Loewen tastete in der Jackentasche nach seiner Maske, einer Strickmütze mit Löchern für Augen und Mund. Rita hatte die Ränder der Löcher liebevoll umgenäht und farblich abgesetzt. Vor zwei Jahren schon, als Loewen das erste Mal den Plan fasste, eine Bank zu überfallen. Vor zwei Jahren. Loewen war kein mutiger Mann. Und Rita war so angenehm weich – bis sie ihn rausschmiss, weil er sich immer nur hängen ließ, wie sie sagte. Sie nahm sich dann einen Jüngeren, der sich auch hängen ließ.
So hatte Loewen für seinen Überfall einen langen Anlauf genommen. Er fasste entschlossen nach der Spritzpistole. Sie beulte die Tasche ein wenig aus. Aber sie hatte einen Griff und vorn ein Rohr. Unter einer Jacke getragen, konnte sie gut als richtige Pistole durchgehen. „Es kommt nicht auf die Pistole an“, hatte Stolzenburg gesagt, „es kommt drauf an, wie entschlossen der Mann ist, der sie in die Hand nimmt.“
Loewen war entschlossen. Er hatte in seinem Leben genug eingesteckt. Eigentlich hatte er immer nur eingesteckt.

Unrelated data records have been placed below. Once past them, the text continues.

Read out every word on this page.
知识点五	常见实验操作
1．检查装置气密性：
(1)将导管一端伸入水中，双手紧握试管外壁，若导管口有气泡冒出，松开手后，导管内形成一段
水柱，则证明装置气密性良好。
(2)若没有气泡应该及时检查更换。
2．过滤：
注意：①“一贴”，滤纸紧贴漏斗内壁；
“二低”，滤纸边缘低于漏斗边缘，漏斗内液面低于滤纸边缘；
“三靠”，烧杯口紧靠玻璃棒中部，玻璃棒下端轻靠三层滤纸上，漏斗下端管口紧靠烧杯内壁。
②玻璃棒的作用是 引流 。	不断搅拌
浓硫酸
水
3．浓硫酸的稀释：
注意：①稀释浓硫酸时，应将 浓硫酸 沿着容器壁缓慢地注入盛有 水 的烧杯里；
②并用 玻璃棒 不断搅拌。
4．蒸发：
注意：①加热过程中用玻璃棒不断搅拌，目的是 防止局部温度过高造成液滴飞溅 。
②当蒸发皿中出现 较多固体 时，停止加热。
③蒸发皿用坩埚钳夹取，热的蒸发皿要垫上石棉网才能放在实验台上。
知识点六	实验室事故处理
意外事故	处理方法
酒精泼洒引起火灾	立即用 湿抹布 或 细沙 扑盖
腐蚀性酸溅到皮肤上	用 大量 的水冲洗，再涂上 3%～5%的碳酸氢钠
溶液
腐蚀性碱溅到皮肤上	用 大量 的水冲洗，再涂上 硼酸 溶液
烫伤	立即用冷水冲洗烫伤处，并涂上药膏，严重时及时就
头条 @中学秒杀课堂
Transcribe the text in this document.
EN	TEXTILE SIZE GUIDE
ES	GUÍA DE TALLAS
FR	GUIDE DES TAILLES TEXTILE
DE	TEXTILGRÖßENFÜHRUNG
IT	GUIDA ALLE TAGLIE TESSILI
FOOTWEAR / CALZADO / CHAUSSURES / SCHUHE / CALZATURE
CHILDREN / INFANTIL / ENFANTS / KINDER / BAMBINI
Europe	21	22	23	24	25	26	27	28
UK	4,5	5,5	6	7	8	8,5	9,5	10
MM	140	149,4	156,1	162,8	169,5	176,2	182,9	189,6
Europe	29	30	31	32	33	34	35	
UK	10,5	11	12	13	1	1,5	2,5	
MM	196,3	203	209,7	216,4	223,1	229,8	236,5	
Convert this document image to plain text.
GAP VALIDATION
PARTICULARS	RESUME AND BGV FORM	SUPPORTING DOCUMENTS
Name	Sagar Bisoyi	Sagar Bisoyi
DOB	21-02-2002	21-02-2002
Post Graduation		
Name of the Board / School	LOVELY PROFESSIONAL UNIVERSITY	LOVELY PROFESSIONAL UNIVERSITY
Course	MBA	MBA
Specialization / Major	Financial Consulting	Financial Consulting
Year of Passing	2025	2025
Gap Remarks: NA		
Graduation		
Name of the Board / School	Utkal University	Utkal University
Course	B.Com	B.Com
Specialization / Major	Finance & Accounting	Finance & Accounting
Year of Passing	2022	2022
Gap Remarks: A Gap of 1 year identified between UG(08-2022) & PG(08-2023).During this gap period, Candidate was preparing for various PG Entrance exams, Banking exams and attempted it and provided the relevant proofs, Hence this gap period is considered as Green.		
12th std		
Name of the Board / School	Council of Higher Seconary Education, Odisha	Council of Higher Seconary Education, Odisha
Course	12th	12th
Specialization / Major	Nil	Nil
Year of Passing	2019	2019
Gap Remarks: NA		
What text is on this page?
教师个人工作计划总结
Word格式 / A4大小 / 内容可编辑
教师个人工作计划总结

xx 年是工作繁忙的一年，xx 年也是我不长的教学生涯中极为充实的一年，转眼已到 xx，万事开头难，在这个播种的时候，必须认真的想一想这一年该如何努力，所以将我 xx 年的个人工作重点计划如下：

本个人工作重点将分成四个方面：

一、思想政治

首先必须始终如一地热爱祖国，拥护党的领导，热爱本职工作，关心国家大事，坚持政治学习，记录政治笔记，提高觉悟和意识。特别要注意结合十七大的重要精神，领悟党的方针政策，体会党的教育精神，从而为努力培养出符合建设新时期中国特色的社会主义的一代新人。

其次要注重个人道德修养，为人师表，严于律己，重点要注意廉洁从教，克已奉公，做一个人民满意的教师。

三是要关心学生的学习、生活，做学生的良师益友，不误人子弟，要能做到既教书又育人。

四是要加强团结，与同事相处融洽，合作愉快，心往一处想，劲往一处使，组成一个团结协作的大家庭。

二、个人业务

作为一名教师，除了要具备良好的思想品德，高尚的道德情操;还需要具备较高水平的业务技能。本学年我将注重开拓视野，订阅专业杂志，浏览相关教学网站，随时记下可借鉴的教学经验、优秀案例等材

Er war freier Handelsvertreter gewesen. Erst für Arbeitskleidung, dann für Staubsauger, später für Arbeitsschuhe, am Schluss für Spritzpistolen. Dann wollten sie ihn nicht mehr. Ein freier Handelsvertreter war leicht loszuwerden. Seine Kündigung kam mit der Post. Er hatte sie auf dem Tisch im Wohnzimmer liegen gelassen, war gegangen und hatte viel Bier getrunken. Marta hatte die Kündigung gelesen und nichts gesagt. Kein Vorwurf. Keine Wut. Sie war wie er. Vielleicht lebten sie deshalb zusammen. Sie steckte ein, was das Leben austeilte und machte still weiter.
Dann hatte Marta den Schlaganfall. Er pflegte sie zwei Jahre, bis sie starb. Sie waren fast zwanzig Jahre verheiratet. Keine aufregende Ehe, aber sie war der Halt gewesen in seinem Leben. Danach war nichts mehr. Keine Arbeit, keine Frau, nur Sozialhilfe und sechs Monate Männerwohnheim. Danach zog Loewen in die enge Zweizimmerwohnung und lebte lange in einem geräumigen Trainingsanzug vor seinem Fernsehapparat. Loewen war immer schlank gewesen. Jetzt nahm er zu. Irgendwann wollte er ins „Madagaskar“. Dafür musste er seinen Trainingsanzug verlassen. Das Madagaskar war eine Kneipe am Rand des Rotlichtviertels, immer dunkel, immer grobe, schlecht gelaunte Kerle hinter der Theke, aber niemals geschlossen. Eine Höhle für einsame Herzen, aus der nur manchmal einer rausflog, weil er nicht zahlen konnte. Loewen zog sein Hemd mit den feinen Streifen an und bekam den Knopf am Kragen nicht mehr zu. Von da an nahm er ab und lernte Rita kennen.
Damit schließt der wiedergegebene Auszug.